Anyway, I like this peribahasa best. The one that says Di mana bumi dipijak, di situ langit ku junjung. It kind of made my life easier wherever we landed ourselves in.


13 thoughts on “A Peribahasa Revisited

  1. I think the peribahasa that you described last, ‘Di mana bumi dipijak, di situ langit ku junjung’, would also describe me the best…I had lived a nomadic life since I was born, and only just relatively recently, (being married, having a kid, and getting a stable job) would I consider myself as actually having settled down… Back to what I was saying, it’s a different feeling when you feel that you belong everywhere, but at the same time, belong nowhere… So holding on to this peribahasa really made my life easier…

  2. Mr Lobo,
    I also like that peribahasa because it’s in one of my favourite M. Nasir’s song Mantera Semerah Padi..
    ‘Di mana, bumi ku pijak.. di situ, langit ku junjung.. Alang-alang menyeluk pekasam…biar sampai ke pangkal lengan ohhh..’


  3. Not a bad article for a closet philosopher 😀 hahaha …
    Anyway, sadly like any other form of traditions, peribahasa has lost their place in the younger generation in my country. Phrases like the f words and all the ghetto slangs is in rage.

    We used to have this very interesting class where we exchange ‘pantun’, ‘gurindam’ and other sort. It was a fun class.

    I don’t know what they’re teaching now in Bahasa Indonesia study.

    There is this peribahasa (is it ‘saying’ in English?) we know pretty well here:

    “Lain Ladang Lain Belalang, Lain Lubuk Lain Ikannya” … basically it goes to say that different people in different place act differently haha,

    Hence the need to, “Di mana bumi ku pijak, di situ langit ku junjung”.

  4. Heru,
    I think u meant toilet seat philosopher? ;p
    Peribahasa is proverb in English if I am not mistaken….
    Eh I know about the lain ladang, lain belalang peribahasa.. in English its Different folks different strokes…
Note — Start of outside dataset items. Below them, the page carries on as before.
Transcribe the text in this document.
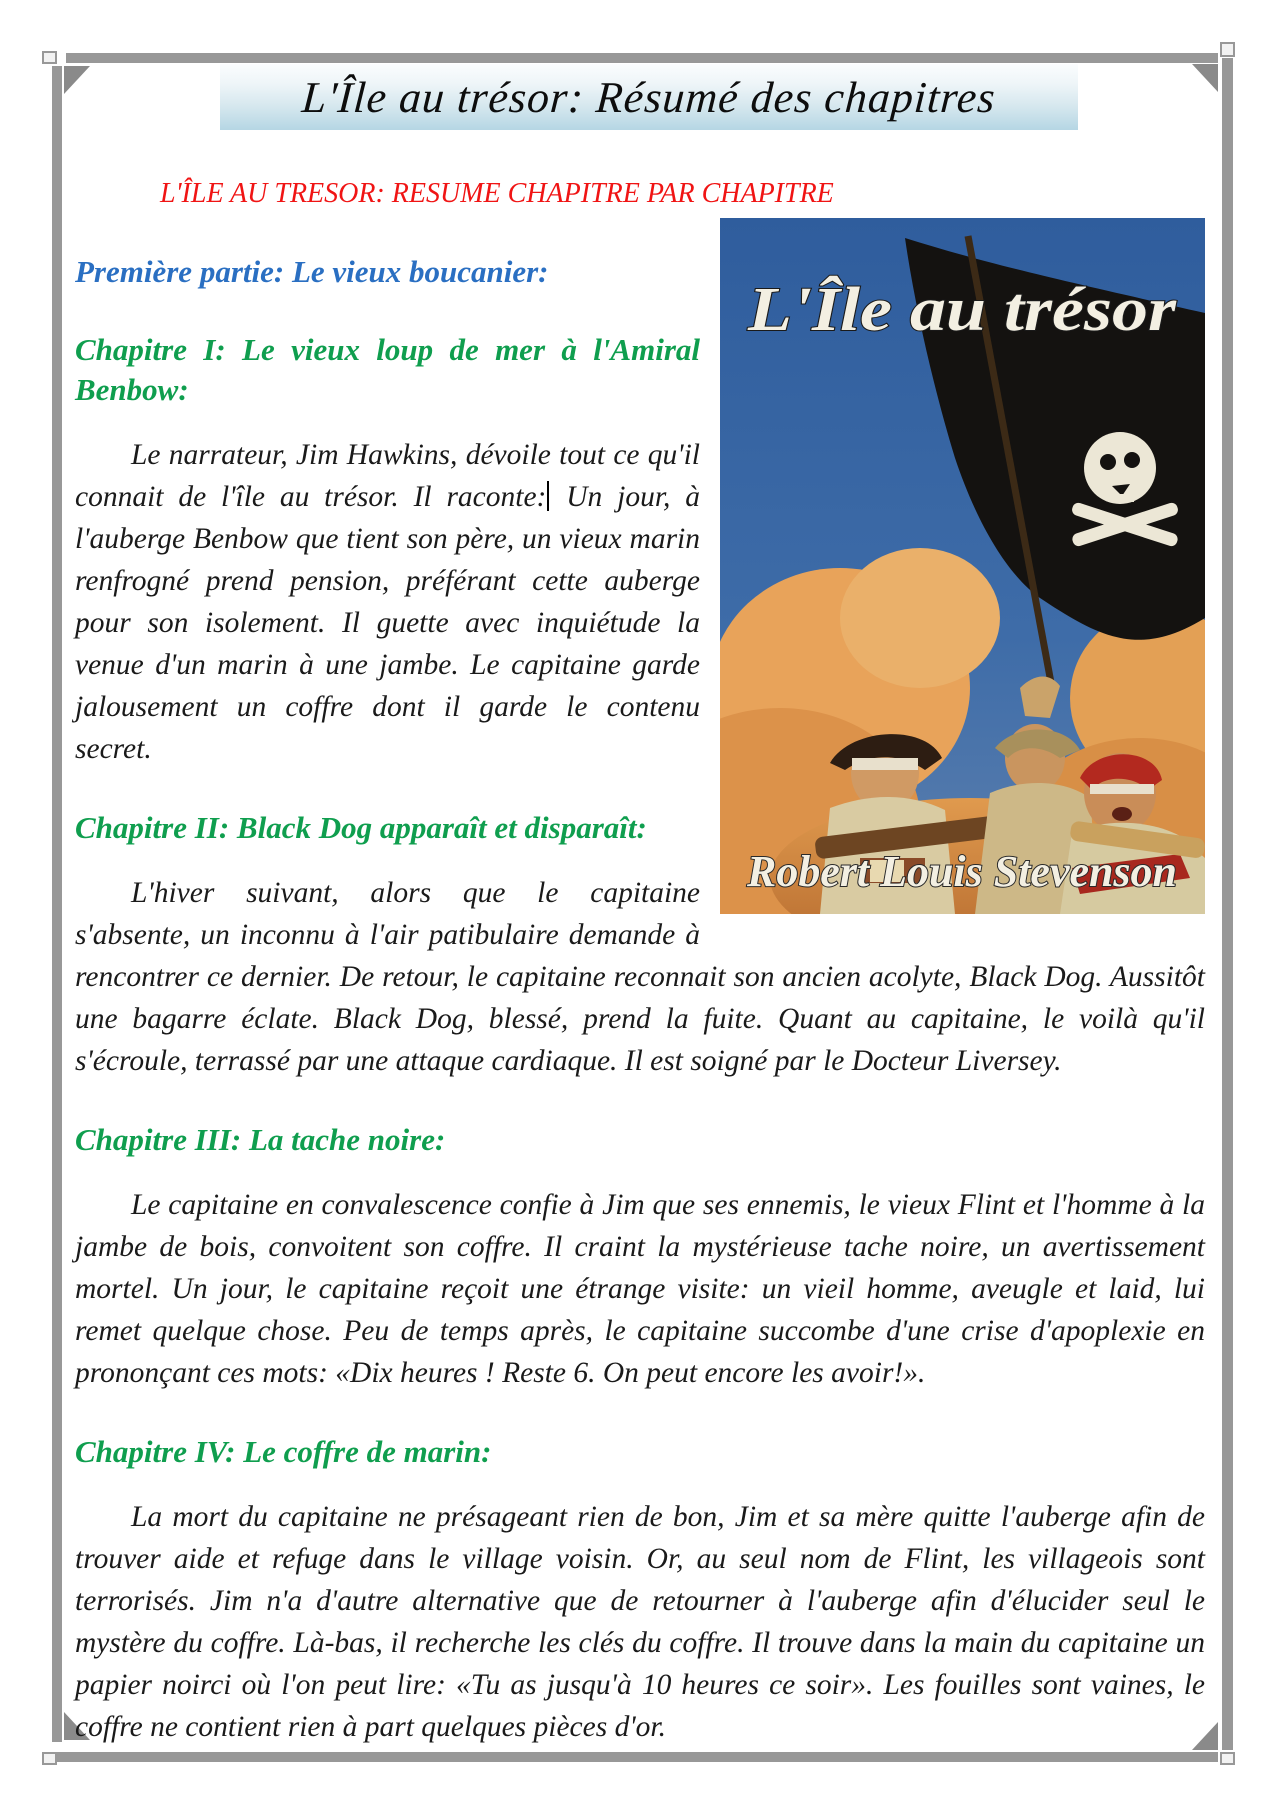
L'Île au trésor: Résumé des chapitres
L'ÎLE AU TRESOR: RESUME CHAPITRE PAR CHAPITRE
L'Île au trésor
Robert Louis Stevenson
Première partie: Le vieux boucanier:
Chapitre I: Le vieux loup de mer à l'Amiral Benbow:

Le narrateur, Jim Hawkins, dévoile tout ce qu'il connait de l'île au trésor. Il raconte: Un jour, à l'auberge Benbow que tient son père, un vieux marin renfrogné prend pension, préférant cette auberge pour son isolement. Il guette avec inquiétude la venue d'un marin à une jambe. Le capitaine garde jalousement un coffre dont il garde le contenu secret.

Chapitre II: Black Dog apparaît et disparaît:

L'hiver suivant, alors que le capitaine s'absente, un inconnu à l'air patibulaire demande à rencontrer ce dernier. De retour, le capitaine reconnait son ancien acolyte, Black Dog. Aussitôt une bagarre éclate. Black Dog, blessé, prend la fuite. Quant au capitaine, le voilà qu'il s'écroule, terrassé par une attaque cardiaque. Il est soigné par le Docteur Liversey.

Chapitre III: La tache noire:

Le capitaine en convalescence confie à Jim que ses ennemis, le vieux Flint et l'homme à la jambe de bois, convoitent son coffre. Il craint la mystérieuse tache noire, un avertissement mortel. Un jour, le capitaine reçoit une étrange visite: un vieil homme, aveugle et laid, lui remet quelque chose. Peu de temps après, le capitaine succombe d'une crise d'apoplexie en prononçant ces mots: «Dix heures ! Reste 6. On peut encore les avoir!».

Chapitre IV: Le coffre de marin:

La mort du capitaine ne présageant rien de bon, Jim et sa mère quitte l'auberge afin de trouver aide et refuge dans le village voisin. Or, au seul nom de Flint, les villageois sont terrorisés. Jim n'a d'autre alternative que de retourner à l'auberge afin d'élucider seul le mystère du coffre. Là-bas, il recherche les clés du coffre. Il trouve dans la main du capitaine un papier noirci où l'on peut lire: «Tu as jusqu'à 10 heures ce soir». Les fouilles sont vaines, le coffre ne contient rien à part quelques pièces d'or.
    Back in my country, the Malay Language started out as a 2nd Language. Hence we call the subject ML2 ( Malay as 2nd Language ) and now they call it Mother Tongue language. But really, kids these days study it just for the sake of passing exams. Hardly as a communication lingo amongst themselves… BUT, thanks to sinetron and Indonesian domestic workers, the kids in my country are quite apt in speaking BI though… ironic huh?

    I’m not quite sure about Malaysia… so far the kids I am teaching tuition to all go to private schools using the syllabus of my country. I have yet to really know personally a kid from a sekolah kebangsaan here…

  5. Oh iya, toilet seat hahaha …
    Ngomong-ngomong… itu di pojok kanan atas ada smilies kecil … 😀 iseng amat.

  6. Hehheh Mr Lobo, that’s corny.
    Bring it on.. but be warned that I am no tasawuf scholar, just a freelance editor 😛

  7. Mr Mudpie,
    Is that you being a lawyer buruk? 😛
    hehe but yeah it’s true … jodoh dikejar takkan lari. Tapi kan, I know some people kejar their supposedly jodoh till it scares the latter off to the point they ran. As in Run Forest RUNNNNNNNNN!
    That kind.
    So how?

  8. I learnt the peribahasa ‘Di mana bumi dipijak, di situ langit ku junjung’ when i was in secondary school… Hahaa!!